As we reminisced about our old neighbor, Miss Berry slid effortlessly into her story. I did not have the feeling she was unburdening herself to me, but merely that close to the end of her long tenure she wanted to round out for me the story of Lady Harleigh's life. She was a comfortable old lady in her comfortable old parlor, telling me a tale. I listened.

"You have been fortunate in your friend. I should say
our
friend, for she was mine, too. She loved you very much, you know that -- you were like a son to her. If she were still alive, I wouldn't say anything, she wouldn't want me to. Still, Lady Harleigh can't always have her own way." She gave a little laugh of amusement, frail sounds that fluttered soft as a butterfly's wings. "You're a grown man now, but who knows what the future holds, eh?"

"Yes," I agreed, "who knows?"

"You know she was living over there with her houseman, of course. The whole town does. No matter, it was what she wanted. People never know what it takes to make another person happy. In any case, she led a trapped life. Trapped by that dreadful mother, Frau Strasser, trapped by that dreadful father-in-law, Ellsworth Harleigh. I know -- I was there."

I looked steadily at her and said nothing. She continued.

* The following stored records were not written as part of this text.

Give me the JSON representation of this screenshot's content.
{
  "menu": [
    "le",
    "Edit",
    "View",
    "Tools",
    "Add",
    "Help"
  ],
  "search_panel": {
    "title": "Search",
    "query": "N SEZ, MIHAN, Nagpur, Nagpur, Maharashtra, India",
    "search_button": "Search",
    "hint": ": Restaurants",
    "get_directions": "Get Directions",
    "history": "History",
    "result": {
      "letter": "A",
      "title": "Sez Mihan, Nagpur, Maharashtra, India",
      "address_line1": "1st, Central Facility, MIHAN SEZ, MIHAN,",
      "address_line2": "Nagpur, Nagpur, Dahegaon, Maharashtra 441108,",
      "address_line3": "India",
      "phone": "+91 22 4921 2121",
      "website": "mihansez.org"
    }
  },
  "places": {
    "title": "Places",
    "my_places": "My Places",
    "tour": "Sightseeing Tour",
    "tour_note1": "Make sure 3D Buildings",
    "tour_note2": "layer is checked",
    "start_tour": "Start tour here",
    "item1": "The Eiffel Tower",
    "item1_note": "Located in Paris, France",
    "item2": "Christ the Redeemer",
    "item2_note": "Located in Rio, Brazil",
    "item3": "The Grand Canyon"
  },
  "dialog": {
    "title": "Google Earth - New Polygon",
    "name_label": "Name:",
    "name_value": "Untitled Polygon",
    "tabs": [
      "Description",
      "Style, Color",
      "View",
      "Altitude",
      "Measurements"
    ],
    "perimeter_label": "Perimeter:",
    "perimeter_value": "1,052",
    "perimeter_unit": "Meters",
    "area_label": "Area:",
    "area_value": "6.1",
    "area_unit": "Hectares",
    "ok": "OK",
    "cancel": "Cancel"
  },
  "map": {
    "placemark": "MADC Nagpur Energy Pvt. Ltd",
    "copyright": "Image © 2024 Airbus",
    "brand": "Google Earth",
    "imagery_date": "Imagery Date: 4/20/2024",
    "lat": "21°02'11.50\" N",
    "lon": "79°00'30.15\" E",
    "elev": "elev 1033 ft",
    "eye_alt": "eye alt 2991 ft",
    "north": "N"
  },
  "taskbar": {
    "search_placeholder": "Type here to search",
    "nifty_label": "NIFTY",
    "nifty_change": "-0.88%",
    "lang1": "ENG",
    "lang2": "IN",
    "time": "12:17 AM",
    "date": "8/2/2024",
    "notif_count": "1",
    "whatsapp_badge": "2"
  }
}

"Edward Harleigh was a ne'er-do-well from the beginning. If his father didn't hate him, he knew well enough what sort of son he was raising. There was one thing he wanted before he died: an heir. It was an obsession with him, to see the family name carried on. When the lawyers advised him to draw up his last will, he gave Edward two choices: either to go his own way and be cut off, or to marry and have a child, in which case he and the wife would inherit equally.

"It was Mr. Harleigh who decided Edward should marry Lady. He'd seen her when she came to the house to help her mother fit dresses for Mrs. Harleigh. Took a shine to her, as you might say. He liked what he saw: a sensible, realistic girl, who could hold Edward in check, and with plenty of robust life in her to assure an heir. He'd seen enough of those watered-down girls with names and money and no milk in their paps. So he decided Edward must have Adelaide Strasser of Knobb Street.